Thanks for the clarification, Anne. While I have read few of these novels, reading your reviews and understanding how these books are true to, and where they deviate from, established professional practices would help me appreciate them more as I was reading. Sometimes while reading a novel, or watching a movie, events seem totally believable. At other times I wonder, "Would that really happen?" I think that question diminishes enjoyment a little because, for a story to work, it must be totally believable, within its context. I can see how deviations from accepted practices would reduce your enjoyment of a book. While readers must suspend disbelief to a certain extent, inconsistencies detract greatly from overall enjoyment. Perhaps readers with less insider knowledge may enjoy them more? I have certainly seen movies and read novels about which I share your husband's criticism of characters putting themselves needlessly, and against their better judgement, in risky situations.

Reply
Annecdotist
12/12/2014 09:05:28 am

Thanks, Norah, and thanks for pushing me to clarify further. Interestingly, especially given my response to Geoff (yes, I know you're not Geoff) I DO have a clinical psychologist in Sugar and Snails! Just a small role delivering a rather pleasant intervention of which (fortunately) I have no direct experience, but I hope I've portrayed it accurately. It must have slipped my mind given that it's not actually therapy as I would think of it (and such a pity as proper therapy might have been quite helpful).
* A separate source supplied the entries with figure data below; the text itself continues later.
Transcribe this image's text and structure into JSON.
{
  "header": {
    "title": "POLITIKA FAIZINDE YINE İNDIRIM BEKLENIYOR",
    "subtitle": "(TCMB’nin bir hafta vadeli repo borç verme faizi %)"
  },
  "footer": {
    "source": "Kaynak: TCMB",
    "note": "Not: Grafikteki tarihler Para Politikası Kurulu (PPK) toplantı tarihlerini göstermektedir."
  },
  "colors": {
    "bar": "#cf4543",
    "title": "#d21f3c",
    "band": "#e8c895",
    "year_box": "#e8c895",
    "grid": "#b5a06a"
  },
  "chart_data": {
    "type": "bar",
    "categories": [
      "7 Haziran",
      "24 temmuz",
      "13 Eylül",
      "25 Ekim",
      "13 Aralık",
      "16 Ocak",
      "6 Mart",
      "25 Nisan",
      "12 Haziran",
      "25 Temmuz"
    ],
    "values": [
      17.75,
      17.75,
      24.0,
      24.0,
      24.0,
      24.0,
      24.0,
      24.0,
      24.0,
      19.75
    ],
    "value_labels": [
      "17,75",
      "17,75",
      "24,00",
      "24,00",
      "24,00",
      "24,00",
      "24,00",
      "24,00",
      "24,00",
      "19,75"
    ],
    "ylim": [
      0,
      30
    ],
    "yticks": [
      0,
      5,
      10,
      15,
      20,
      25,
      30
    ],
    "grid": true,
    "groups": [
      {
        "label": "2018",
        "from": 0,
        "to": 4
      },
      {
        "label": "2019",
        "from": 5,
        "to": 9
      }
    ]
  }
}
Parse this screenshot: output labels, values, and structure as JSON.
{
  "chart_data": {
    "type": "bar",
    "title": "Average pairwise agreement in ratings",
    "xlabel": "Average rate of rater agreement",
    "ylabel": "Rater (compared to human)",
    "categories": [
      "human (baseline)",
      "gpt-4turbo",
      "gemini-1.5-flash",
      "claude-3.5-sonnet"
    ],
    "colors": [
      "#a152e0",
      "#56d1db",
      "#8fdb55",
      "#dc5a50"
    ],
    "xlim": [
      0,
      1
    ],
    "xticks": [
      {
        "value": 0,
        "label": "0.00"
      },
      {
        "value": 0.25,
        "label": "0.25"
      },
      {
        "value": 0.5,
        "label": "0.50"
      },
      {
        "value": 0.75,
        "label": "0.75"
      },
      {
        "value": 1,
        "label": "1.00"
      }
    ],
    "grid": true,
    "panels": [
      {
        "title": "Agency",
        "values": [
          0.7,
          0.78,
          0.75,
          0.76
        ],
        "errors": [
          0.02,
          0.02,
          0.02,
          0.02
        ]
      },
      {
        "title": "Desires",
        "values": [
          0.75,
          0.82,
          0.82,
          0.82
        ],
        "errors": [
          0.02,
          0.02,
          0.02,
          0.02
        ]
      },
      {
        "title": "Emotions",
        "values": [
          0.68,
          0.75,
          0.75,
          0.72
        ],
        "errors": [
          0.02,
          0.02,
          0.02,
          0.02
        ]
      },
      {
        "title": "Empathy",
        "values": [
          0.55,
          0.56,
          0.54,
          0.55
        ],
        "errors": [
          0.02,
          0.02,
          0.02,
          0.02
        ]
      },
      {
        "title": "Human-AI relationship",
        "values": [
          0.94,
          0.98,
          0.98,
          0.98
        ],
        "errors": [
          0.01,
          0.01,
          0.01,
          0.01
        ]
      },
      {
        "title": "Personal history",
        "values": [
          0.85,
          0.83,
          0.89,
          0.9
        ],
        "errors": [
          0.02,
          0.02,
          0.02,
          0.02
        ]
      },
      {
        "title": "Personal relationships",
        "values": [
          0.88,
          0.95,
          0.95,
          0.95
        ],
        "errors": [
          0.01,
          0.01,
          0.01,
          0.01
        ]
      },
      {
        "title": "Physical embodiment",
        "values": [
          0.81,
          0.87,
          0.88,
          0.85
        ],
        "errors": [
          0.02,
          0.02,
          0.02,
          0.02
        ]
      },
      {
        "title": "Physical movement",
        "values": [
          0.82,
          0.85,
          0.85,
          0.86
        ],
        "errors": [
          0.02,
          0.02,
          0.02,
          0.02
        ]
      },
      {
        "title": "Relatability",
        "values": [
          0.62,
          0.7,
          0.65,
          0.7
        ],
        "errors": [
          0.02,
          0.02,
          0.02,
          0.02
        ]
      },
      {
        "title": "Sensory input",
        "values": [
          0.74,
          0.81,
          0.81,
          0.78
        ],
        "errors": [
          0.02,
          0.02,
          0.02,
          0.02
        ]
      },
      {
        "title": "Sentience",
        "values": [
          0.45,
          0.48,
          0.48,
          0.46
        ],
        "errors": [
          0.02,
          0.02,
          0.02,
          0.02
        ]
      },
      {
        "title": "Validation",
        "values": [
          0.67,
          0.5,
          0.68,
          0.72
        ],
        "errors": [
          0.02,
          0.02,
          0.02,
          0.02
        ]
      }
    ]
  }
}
Anyway, that's not what you asked about and yes I think people with less knowledge would get more enjoyment from any of these novels. But I have renewed my belief in this project having been recently reminded of a couple of friends who have not been as well served by therapists as they should have been.
But we do have to feel we can let ourselves go and trust the writer to enjoy fiction IMO and any anomaly gets in the way of that. Actually, I'm quite gullible as a reader, happy to be carried along and trusting everything, even with a narrator you're not supposed to trust, until it crosses some kind of threshold.